I don’t have any answers – at least, I don’t have any answers that won’t take years of therapy to wade through – but I do think that I’ll take these stories, and rewrite them with consent /RACK/SSC in mind, and post them here. If nothing else, it will be interesting.

50 Shades of No, Thank You

I’ve never read 50 Shades of Grey. When the book first came out, I was intrigued, but refused to read it because it was so popular that I figured it couldn’t be that great. Not that it’s such a terrific litmus test, I did the same thing with Harry Potter, and when I finally caved and read ALL SEVEN BOOKS IN THREE WEEKS last summer, I realized that maybe not everything that’s popular is horrible. Like bacon. Bacon is popular and AWESOME. But then, I’m also pretty particular about my bacon. It has to be nitrate free, humanely raised, – well I’m getting off topic. Anyway. I decided that I didn’t want to spend any money on 50 Shades of Grey, but that I would read it when it was free.

Then I started seeing “50 Shades Starter Kits” in some of my favorite sex toy stores. And I was equal parts disgusted and understanding – you have to market to your audience, and it’s really just good strategy to capitalize on the popularity of that title, no matter how crappy it is.

THEN THEY MADE A FUCKING MOVIE.

I remember going to one of my favorite movie theatres the weekend it opened. It’s a theatre that I go to, even though tickets there cost a bit more, because they have great sound, they don’t play commercials, they do cool indie stuff, and they have good food and beer. And 50 Shades of Grey was playing on two screens. Hordes of people were there to see 50 Shades of Grey. It wasn’t the usual crowd I see when I go to that movie theatre. Since no one I know who actually engages in what I would consider BDSM play (I’m talking beyond vanilla people who use handcuffs or play at spanking once in a while) would go to see this movie, I kept looking at all of these vanilla people wondering why the fuck they were going to see this movie. Because if you’re not kinky, what’s in it for you? What is tantalizing or appealing about it? The nudity? The excessive display of wealth? And if you are kinky, aren’t you just cringing the entire time at how wrong it is? Because according to everything I’d heard about it, E.L. James knows jack about kink. But still, I thought, “ok, when this movie shows up on HBO or Showtime, and I don’t have to pay to see it, I’ll watch it.”

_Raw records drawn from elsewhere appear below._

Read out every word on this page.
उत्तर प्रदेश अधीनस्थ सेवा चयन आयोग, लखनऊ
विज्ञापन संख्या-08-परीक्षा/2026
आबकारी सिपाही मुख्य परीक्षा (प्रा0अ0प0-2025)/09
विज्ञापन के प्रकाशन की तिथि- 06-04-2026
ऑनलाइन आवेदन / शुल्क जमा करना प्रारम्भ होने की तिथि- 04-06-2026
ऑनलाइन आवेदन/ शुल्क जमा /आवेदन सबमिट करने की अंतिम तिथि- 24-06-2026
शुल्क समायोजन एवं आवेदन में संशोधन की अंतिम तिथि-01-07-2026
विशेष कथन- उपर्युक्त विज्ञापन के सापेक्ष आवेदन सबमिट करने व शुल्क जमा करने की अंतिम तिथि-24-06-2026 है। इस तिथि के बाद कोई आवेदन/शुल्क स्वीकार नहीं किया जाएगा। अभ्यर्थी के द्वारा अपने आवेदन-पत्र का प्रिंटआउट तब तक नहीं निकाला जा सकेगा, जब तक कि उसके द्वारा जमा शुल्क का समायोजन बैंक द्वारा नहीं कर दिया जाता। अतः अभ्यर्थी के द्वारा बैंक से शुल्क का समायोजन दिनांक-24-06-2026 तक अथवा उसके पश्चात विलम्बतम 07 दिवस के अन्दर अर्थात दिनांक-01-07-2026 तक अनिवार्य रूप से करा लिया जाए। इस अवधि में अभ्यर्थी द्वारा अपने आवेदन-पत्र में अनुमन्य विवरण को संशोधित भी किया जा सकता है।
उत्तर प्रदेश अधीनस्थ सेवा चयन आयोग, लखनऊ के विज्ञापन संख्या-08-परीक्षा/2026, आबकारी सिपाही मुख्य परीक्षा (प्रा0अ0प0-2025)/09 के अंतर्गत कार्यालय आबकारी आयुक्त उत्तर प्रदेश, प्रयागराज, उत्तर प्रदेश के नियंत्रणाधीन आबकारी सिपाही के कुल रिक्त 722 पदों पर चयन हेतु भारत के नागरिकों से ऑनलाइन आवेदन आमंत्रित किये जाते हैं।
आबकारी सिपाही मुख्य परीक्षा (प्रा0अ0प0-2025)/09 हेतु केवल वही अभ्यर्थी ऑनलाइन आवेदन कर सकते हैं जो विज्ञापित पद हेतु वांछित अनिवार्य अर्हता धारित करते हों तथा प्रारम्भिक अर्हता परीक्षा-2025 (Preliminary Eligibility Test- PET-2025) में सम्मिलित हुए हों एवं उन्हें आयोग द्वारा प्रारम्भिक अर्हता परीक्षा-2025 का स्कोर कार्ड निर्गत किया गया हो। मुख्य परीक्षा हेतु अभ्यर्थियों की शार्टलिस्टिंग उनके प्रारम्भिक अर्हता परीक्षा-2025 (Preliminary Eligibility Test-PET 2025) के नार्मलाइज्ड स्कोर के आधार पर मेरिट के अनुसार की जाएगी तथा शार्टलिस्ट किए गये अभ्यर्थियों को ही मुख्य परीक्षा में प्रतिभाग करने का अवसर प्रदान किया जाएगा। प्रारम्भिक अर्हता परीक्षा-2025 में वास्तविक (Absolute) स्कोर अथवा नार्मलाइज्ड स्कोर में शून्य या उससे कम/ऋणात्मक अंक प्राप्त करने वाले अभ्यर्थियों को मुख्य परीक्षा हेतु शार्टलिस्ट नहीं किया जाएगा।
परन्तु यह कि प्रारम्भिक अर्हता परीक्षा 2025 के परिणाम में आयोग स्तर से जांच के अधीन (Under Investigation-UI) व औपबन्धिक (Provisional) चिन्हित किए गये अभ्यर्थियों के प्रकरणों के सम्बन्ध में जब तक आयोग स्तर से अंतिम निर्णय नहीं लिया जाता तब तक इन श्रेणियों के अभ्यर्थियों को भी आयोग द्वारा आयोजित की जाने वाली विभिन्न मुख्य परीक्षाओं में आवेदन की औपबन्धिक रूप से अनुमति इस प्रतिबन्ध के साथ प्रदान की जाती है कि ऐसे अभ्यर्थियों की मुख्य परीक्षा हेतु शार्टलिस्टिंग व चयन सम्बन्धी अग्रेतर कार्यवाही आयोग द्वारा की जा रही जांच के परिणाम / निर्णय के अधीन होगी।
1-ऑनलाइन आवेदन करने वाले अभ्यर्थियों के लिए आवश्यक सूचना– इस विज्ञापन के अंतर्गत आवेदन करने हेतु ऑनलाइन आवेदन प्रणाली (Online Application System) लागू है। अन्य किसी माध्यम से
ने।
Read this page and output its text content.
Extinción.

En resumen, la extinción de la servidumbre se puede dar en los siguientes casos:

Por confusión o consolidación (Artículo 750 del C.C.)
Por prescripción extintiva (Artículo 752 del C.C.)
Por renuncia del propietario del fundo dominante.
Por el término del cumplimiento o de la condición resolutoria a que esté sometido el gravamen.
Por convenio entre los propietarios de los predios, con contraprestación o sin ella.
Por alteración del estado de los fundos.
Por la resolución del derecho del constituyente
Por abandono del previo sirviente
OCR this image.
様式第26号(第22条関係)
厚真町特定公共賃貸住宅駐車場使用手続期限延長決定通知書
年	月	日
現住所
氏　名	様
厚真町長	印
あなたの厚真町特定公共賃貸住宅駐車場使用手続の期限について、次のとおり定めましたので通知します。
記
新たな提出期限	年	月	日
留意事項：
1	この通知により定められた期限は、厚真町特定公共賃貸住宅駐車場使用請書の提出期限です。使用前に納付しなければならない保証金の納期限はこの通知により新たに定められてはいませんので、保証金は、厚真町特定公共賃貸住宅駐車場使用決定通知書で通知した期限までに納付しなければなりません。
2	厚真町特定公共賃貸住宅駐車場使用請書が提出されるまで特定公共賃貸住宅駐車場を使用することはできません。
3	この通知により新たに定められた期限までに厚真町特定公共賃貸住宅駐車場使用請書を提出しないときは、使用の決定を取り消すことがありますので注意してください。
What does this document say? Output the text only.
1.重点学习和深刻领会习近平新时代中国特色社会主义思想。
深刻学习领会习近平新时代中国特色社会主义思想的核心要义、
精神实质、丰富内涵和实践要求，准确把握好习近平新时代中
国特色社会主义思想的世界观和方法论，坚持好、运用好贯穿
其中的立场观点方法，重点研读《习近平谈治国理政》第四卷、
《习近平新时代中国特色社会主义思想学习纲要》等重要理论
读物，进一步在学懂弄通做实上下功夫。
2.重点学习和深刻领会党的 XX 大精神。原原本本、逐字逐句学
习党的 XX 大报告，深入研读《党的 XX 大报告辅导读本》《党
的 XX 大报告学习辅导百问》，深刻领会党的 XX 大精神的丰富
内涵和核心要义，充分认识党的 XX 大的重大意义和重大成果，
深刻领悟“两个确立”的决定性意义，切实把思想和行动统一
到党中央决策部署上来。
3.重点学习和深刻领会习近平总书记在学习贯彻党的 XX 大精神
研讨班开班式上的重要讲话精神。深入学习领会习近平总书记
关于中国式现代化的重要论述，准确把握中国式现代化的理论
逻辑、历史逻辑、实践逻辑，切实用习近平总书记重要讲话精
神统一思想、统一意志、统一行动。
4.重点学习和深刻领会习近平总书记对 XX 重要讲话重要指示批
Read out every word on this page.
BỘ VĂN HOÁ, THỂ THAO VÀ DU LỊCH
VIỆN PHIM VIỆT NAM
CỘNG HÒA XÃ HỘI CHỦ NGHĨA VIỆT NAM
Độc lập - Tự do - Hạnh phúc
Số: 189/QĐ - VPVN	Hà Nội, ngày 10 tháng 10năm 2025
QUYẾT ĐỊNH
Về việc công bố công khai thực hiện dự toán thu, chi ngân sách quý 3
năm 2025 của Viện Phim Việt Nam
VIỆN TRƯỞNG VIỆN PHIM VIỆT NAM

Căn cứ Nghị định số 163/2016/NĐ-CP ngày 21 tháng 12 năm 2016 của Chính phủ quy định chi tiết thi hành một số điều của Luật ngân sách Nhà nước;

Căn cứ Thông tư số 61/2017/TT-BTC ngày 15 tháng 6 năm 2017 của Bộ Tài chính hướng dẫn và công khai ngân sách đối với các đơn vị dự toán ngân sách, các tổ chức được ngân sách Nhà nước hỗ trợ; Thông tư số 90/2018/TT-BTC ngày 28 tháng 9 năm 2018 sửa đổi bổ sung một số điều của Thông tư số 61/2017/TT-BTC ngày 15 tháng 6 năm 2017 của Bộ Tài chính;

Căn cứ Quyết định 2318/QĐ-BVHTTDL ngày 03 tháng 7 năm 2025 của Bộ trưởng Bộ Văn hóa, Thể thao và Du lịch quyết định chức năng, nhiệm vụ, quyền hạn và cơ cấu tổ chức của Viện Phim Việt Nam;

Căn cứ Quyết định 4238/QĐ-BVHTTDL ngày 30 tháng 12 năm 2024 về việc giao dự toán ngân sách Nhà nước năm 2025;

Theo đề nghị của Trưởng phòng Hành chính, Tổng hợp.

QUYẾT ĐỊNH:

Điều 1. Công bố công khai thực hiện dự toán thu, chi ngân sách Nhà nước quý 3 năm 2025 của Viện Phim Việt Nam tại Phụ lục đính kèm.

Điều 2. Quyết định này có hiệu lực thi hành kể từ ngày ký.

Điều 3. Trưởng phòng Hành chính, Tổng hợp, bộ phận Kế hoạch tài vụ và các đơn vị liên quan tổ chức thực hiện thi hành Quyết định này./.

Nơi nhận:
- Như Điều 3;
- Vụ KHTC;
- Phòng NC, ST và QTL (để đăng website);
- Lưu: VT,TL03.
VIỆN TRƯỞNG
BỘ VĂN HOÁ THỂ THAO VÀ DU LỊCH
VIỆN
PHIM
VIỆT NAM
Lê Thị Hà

And then I saw THIS and THIS. (And mad thanks to the amazing Laci Green for reading and parsing it for me, because now I don’t have to.) But after watching those, I no longer had any interest in supporting this book/movie/enterprise.

And then #AskELJames happened on Twitter, and I couldn’t avert my eyes. Some of my faves:

“AskELJames, How much money does a partner need to earn for them to be ‘romantic’ instead of abusive? Asking for a friend.”

“AskELJames I have a lot of respect for you actually, you’ve proven that you can succeed without having any talent. It’s remarkable.”

“AskELJames
what do you hate more?
a) good literature
b) consent
c) women
d) healthy relationships
e) all of the above”

There’s a part of me that thinks, hey, she was just writing some fanfic! It’s fantasy. I’ve sure as hell read some erotica that blurred the lines of consent. Do we have to pick on her so much? Did she have any idea that it would get this big?

But then I stumbled upon some actual quotes from the book. Let me give some credit here. Here are some from Digital Spy that are horrible or creepy or both. Then there are the remixed posters from the sixth siren that really bring the abuse home.

So. Yeah. I’m going to stick to my original plan and eschew everything popular. Excuse me, I need to go stand in the shower.